Kegiatan Focus Group Discussion (FGD) penerapan EWS dilingkungan Kementerian Agama Lombok Barat ini, dipusatkan di Aula Kantor Urusan Agama (KUA) Kecamatan Gerung, pada hari Jumat, 24 Oktober 2025, dan dihadiri oleh Kasi Bimas Islam, penyuluh, serta seluruh Kepala Kantor Urusan Agama (KUA) se-Kabupaten Lombok barat

Kepala Kementrian Agama (Kemenag) Lombok Barat, Drs. H. Haryadi Iskandar, dalam sambutannya menekankan pentingnya EWS dalam tugas pelayanan dan pembinaan masyarakat. Ia menegaskan bahwa Kepala KUA dan Penyuluh memiliki peran krusial untuk mendeteksi potensi konflik sosial keagamaan sejak dini.

“Intinya, EWS adalah upaya proaktif untuk mencegah sejak dini hal – hal buruk terjadi. Semua jajaran diminta untuk bertindak cepat dan waspada dalam menjaga ketentraman masyarakat dan nama baik lembaga,” tegas Haryadi.

FGD ini menyoroti sejumlah masalah sosial keagamaan yang memerlukan deteksi dini, seperti isu budaya yang kontroversial, kasus pernikahan beda agama, hingga isu moralitas di lingkungan pendidikan agama. Haryadi juga menekankan pentingnya memanfaatkan aplikasi “Sirukun”sebagai alat intelijen sosial Kemenag.

Sementara itu, Kasi Bimbingan Masyarakat Islam (Bimas Islam), Mouchammad Nahrowi, menjelaskan bahwa EWS berfungsi sebagai sistem deteksi dini agar KUA dapat mengetahui benih-benih masalah sebelum menjadi besar dan diketahui publik.

Nahrowi mengungkapkan bahwa salah satu masalah paling mendesak yang dibahas adalah multi-tafsir antara putusan pengadilan agama sebagai lembaga independen dengan ketentuan syariat, khususnya terkait Isbat Nikah dan status talak.

“Ini harus kami sikapi. Kami khawatir teman-teman KUA terlibat dalam hukum karena salah catat data,” jelas Nahrowi.
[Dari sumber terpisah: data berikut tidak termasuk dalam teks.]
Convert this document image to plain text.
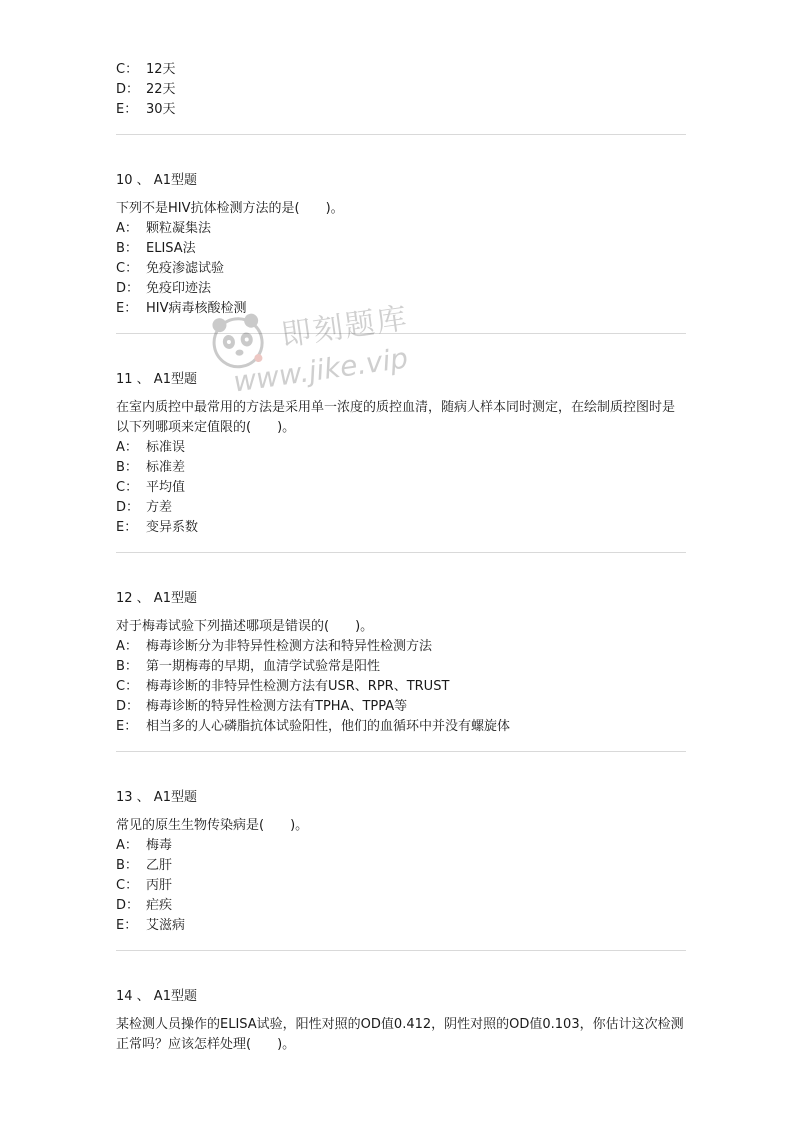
C： 12天
D： 22天
E： 30天
10 、 A1型题
下列不是HIV抗体检测方法的是(　　)。
A： 颗粒凝集法
B： ELISA法
C： 免疫渗滤试验
D： 免疫印迹法
E： HIV病毒核酸检测
11 、 A1型题
在室内质控中最常用的方法是采用单一浓度的质控血清，随病人样本同时测定，在绘制质控图时是以下列哪项来定值限的(　　)。
A： 标准误
B： 标准差
C： 平均值
D： 方差
E： 变异系数
12 、 A1型题
对于梅毒试验下列描述哪项是错误的(　　)。
A： 梅毒诊断分为非特异性检测方法和特异性检测方法
B： 第一期梅毒的早期，血清学试验常是阳性
C： 梅毒诊断的非特异性检测方法有USR、RPR、TRUST
D： 梅毒诊断的特异性检测方法有TPHA、TPPA等
E： 相当多的人心磷脂抗体试验阳性，他们的血循环中并没有螺旋体
13 、 A1型题
常见的原生生物传染病是(　　)。
A： 梅毒
B： 乙肝
C： 丙肝
D： 疟疾
E： 艾滋病
14 、 A1型题
某检测人员操作的ELISA试验，阳性对照的OD值0.412，阴性对照的OD值0.103，你估计这次检测正常吗？应该怎样处理(　　)。
即刻题库
www.jike.vip
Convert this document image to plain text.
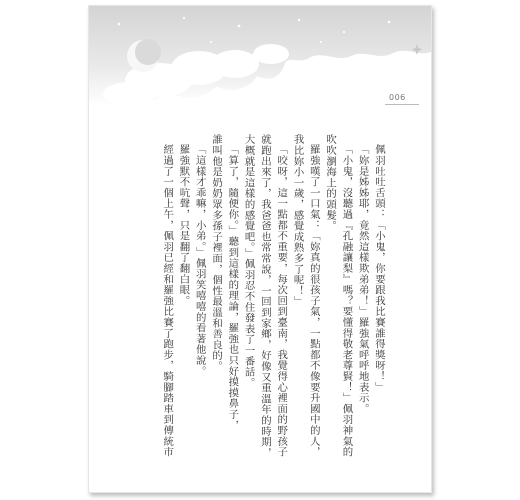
006

佩羽吐吐舌頭：「小鬼，你要跟我比賽誰得獎呀！」

「妳是姊姊耶，竟然這樣欺弟弟！」羅強氣呼呼地表示。

「小鬼，沒聽過『孔融讓梨』嗎？要懂得敬老尊賢！」佩羽神氣的

吹吹瀏海上的頭髮。

羅強嘆了一口氣：「妳真的很孩子氣，一點都不像要升國中的人，

我比妳小一歲，感覺成熟多了呢！」

「咬呀，這一點都不重要，每次回到臺南，我覺得心裡面的野孩子

就跑出來了，我爸爸也常常說，一回到家鄉，好像又重溫年的時期，

大概就是這樣的感覺吧。」佩羽忍不住發表了一番話。

「算了，隨便你。」聽到這樣的理論，羅強也只好摸摸鼻子，

誰叫他是奶奶眾多孫子裡面，個性最溫和善良的。

「這樣才乖嘛，小弟。」佩羽笑嘻嘻的看著他說。

羅強默不吭聲，只是翻了翻白眼。

經過了一個上午，佩羽已經和羅強比賽了跑步，騎腳踏車到傳統市
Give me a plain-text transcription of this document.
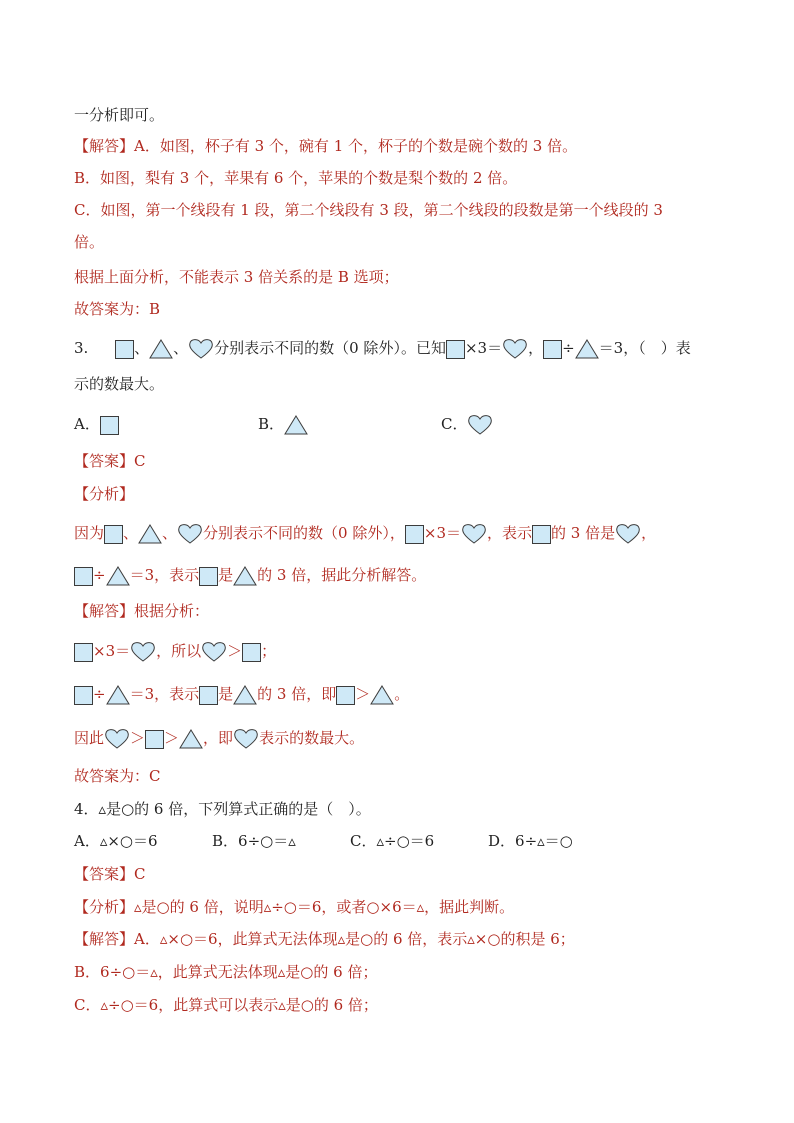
一分析即可。
【解答】A．如图，杯子有 3 个，碗有 1 个，杯子的个数是碗个数的 3 倍。
B．如图，梨有 3 个，苹果有 6 个，苹果的个数是梨个数的 2 倍。
C．如图，第一个线段有 1 段，第二个线段有 3 段，第二个线段的段数是第一个线段的 3
倍。
根据上面分析，不能表示 3 倍关系的是 B 选项；
故答案为：B
3.	、 、 分别表示不同的数（0 除外）。已知 ×3＝ ， ÷ ＝3，（　）表
示的数最大。
A．	B．	C．
【答案】C
【分析】
因为 、 、 分别表示不同的数（0 除外）， ×3＝ ，表示 的 3 倍是 ，
÷ ＝3，表示 是 的 3 倍，据此分析解答。
【解答】根据分析：
×3＝ ，所以 ＞ ；
÷ ＝3，表示 是 的 3 倍，即 ＞ 。
因此 ＞ ＞ ，即 表示的数最大。
故答案为：C
4．▵是○的 6 倍，下列算式正确的是（　）。
A．▵×○＝6	B．6÷○＝▵	C．▵÷○＝6	D．6÷▵＝○
【答案】C
【分析】▵是○的 6 倍，说明▵÷○＝6，或者○×6＝▵，据此判断。
【解答】A．▵×○＝6，此算式无法体现▵是○的 6 倍，表示▵×○的积是 6；
B．6÷○＝▵，此算式无法体现▵是○的 6 倍；
C．▵÷○＝6，此算式可以表示▵是○的 6 倍；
Untuk menyikapi masalah ini, Kemenag Lombok Barat berpegangan pada tiga prinsip utama: Aman Regulasi (sesuai Undang-Undang, KMA, dan PMA), Aman Syar’i (sesuai hukum agama), dan Aman NKRI.

Sebagai tindak lanjut, Kasi Bimas Islam berencana untuk melakukan silaturahmi (Hearing) ke lembaga pengadilan agama Lombok Barat guna membahas perbedaan tafsir tanpa mengintervensi putusan yang telah mutlak.

Selain isu pencatatan nikah dini dan talak, forum EWS juga membahas masalah sosial yang dilarang agama, seperti hiburan yang memicu mabuk, prostitusi, dan perjudian.

Nahrowi juga menegaskan bahwa Kemenag Lombok Barat akan berkolaborasi dan berkonsolidasi dengan Satpol PP, Pemerintah Daerah, dan Dinas Sosial atau OPD terkait.

“Bagian kami adalah bagian penyampaian , yaitu berdalil dan berceramah untuk pencerahan, sementara penindakan di lapangan dilakukan oleh aparat yang punya kewenangan,” pungkasnya”.

Ia juga berharap media dan masyarakat dapat bersikap berimbang dalam pemberitaan terkait layanan KUA, karena KUA tidak dapat melayani permintaan nikah yang regulasinya tidak aman, demi menghindari masalah hukum di kemudian hari.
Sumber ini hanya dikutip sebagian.